The primary emission resulting from the quenching process is steam. The steam contains primarily particulate matter and may contain trace amounts of the pollutants emitted during the roasting process.

C. Cooling/Destoning

The primary pollutant emitted during the cooling and destoning processes is particulate matter as coffee chaff. The vast majority of coffee chaff is composed of large flaky particles exceeding 100 microns in diameter. Cyclone collectors abating cooler/destoner emissions typically achieve a particulate matter collection efficiency ranging from 70% to 90% by weight. If the coffee roasting operation under evaluation includes a separate, independently operated cooler and or destoner, the following emission factor may be applied:

Particulate matter = 1.4 lb/ton coffee beans

This emission factor is without control equipment such as a cyclone. If no other data is available from the applicant or cyclone manufacturer, a conservative collection of efficiency of 70% by weight may be applied. It should be noted that particulate matter emission rates based upon a guaranteed grain loading number are not accurate due to fluctuating exhaust gas flow rates characteristic of quenching and roasting operations.

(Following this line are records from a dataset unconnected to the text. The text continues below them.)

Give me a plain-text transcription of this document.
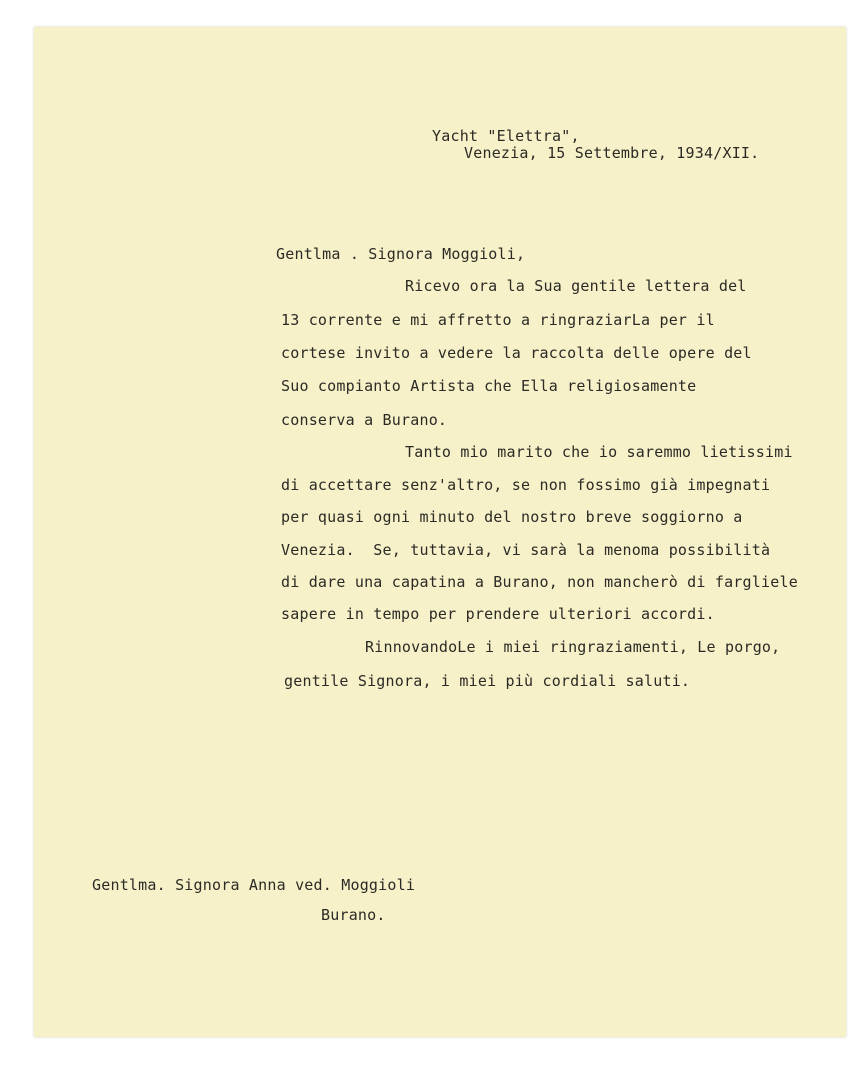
Yacht "Elettra",
Venezia, 15 Settembre, 1934/XII.
Gentlma . Signora Moggioli,
Ricevo ora la Sua gentile lettera del
13 corrente e mi affretto a ringraziarLa per il
cortese invito a vedere la raccolta delle opere del
Suo compianto Artista che Ella religiosamente
conserva a Burano.
Tanto mio marito che io saremmo lietissimi
di accettare senz'altro, se non fossimo già impegnati
per quasi ogni minuto del nostro breve soggiorno a
Venezia.  Se, tuttavia, vi sarà la menoma possibilità
di dare una capatina a Burano, non mancherò di fargliele
sapere in tempo per prendere ulteriori accordi.
RinnovandoLe i miei ringraziamenti, Le porgo,
gentile Signora, i miei più cordiali saluti.
Gentlma. Signora Anna ved. Moggioli
Burano.
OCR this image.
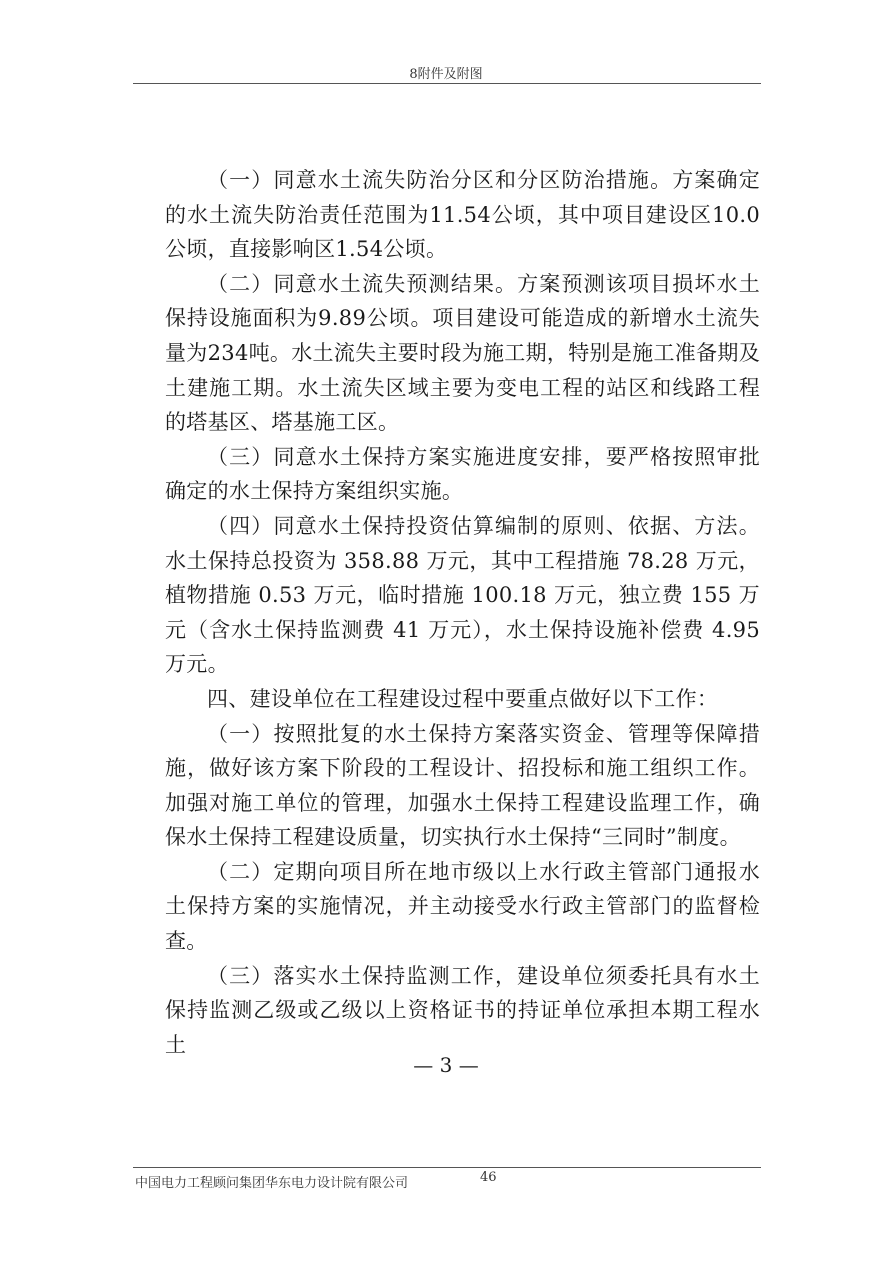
8附件及附图

（一）同意水土流失防治分区和分区防治措施。方案确定的水土流失防治责任范围为11.54公顷，其中项目建设区10.0公顷，直接影响区1.54公顷。

（二）同意水土流失预测结果。方案预测该项目损坏水土保持设施面积为9.89公顷。项目建设可能造成的新增水土流失量为234吨。水土流失主要时段为施工期，特别是施工准备期及土建施工期。水土流失区域主要为变电工程的站区和线路工程的塔基区、塔基施工区。

（三）同意水土保持方案实施进度安排，要严格按照审批确定的水土保持方案组织实施。

（四）同意水土保持投资估算编制的原则、依据、方法。水土保持总投资为 358.88 万元，其中工程措施 78.28 万元，植物措施 0.53 万元，临时措施 100.18 万元，独立费 155 万元（含水土保持监测费 41 万元），水土保持设施补偿费 4.95 万元。

四、建设单位在工程建设过程中要重点做好以下工作：

（一）按照批复的水土保持方案落实资金、管理等保障措施，做好该方案下阶段的工程设计、招投标和施工组织工作。加强对施工单位的管理，加强水土保持工程建设监理工作，确保水土保持工程建设质量，切实执行水土保持“三同时”制度。

（二）定期向项目所在地市级以上水行政主管部门通报水土保持方案的实施情况，并主动接受水行政主管部门的监督检查。

（三）落实水土保持监测工作，建设单位须委托具有水土保持监测乙级或乙级以上资格证书的持证单位承担本期工程水土

— 3 —
中国电力工程顾问集团华东电力设计院有限公司	46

D. Miscellaneous Operations

1. Green Bean Handling

Unloading/Receiving, pneumatic conveying, Cleaning/Screening, and Blending:

These processes result in the emission of large particulate matter (>100 microns) that are composed of coffee chaff, dirt, dust, fibers, and other debris associated with the green bean harvesting, packing, and shipping process. No emission data or emission factors are currently available for these operations. Because these processes are typically abated by cyclones and/or fabric filter abatement devices which are very effective at collecting such large particles, particulate matter emissions are assumed to be negligible.

2. Roasted Coffee Bean Processing

Grinding and Packaging:

Because the particulate emissions resulting from grinding and packaging are not typically vented to the atmosphere, they are assumed to be negligible.

E. Abatement Equipment

Typically, particulate matter emissions from the roaster, cooler, destoner, and green bean handling equipment are abated by high-efficiency cyclones. Because the majority of particulate matter emitted is larger than 100 microns in diameter, these cyclones are very effective in capturing the particulate matter emitted. Collection efficiencies range from 70% to 90% by weight.

Gaseous emissions from roasters are typically abated by catalytic or thermal oxidizers downstream of cyclones. Recirculating roasters have reduced emissions since they redirect a portion of the roaster exhaust back through the burners, resulting in the oxidation of some of the pollutants.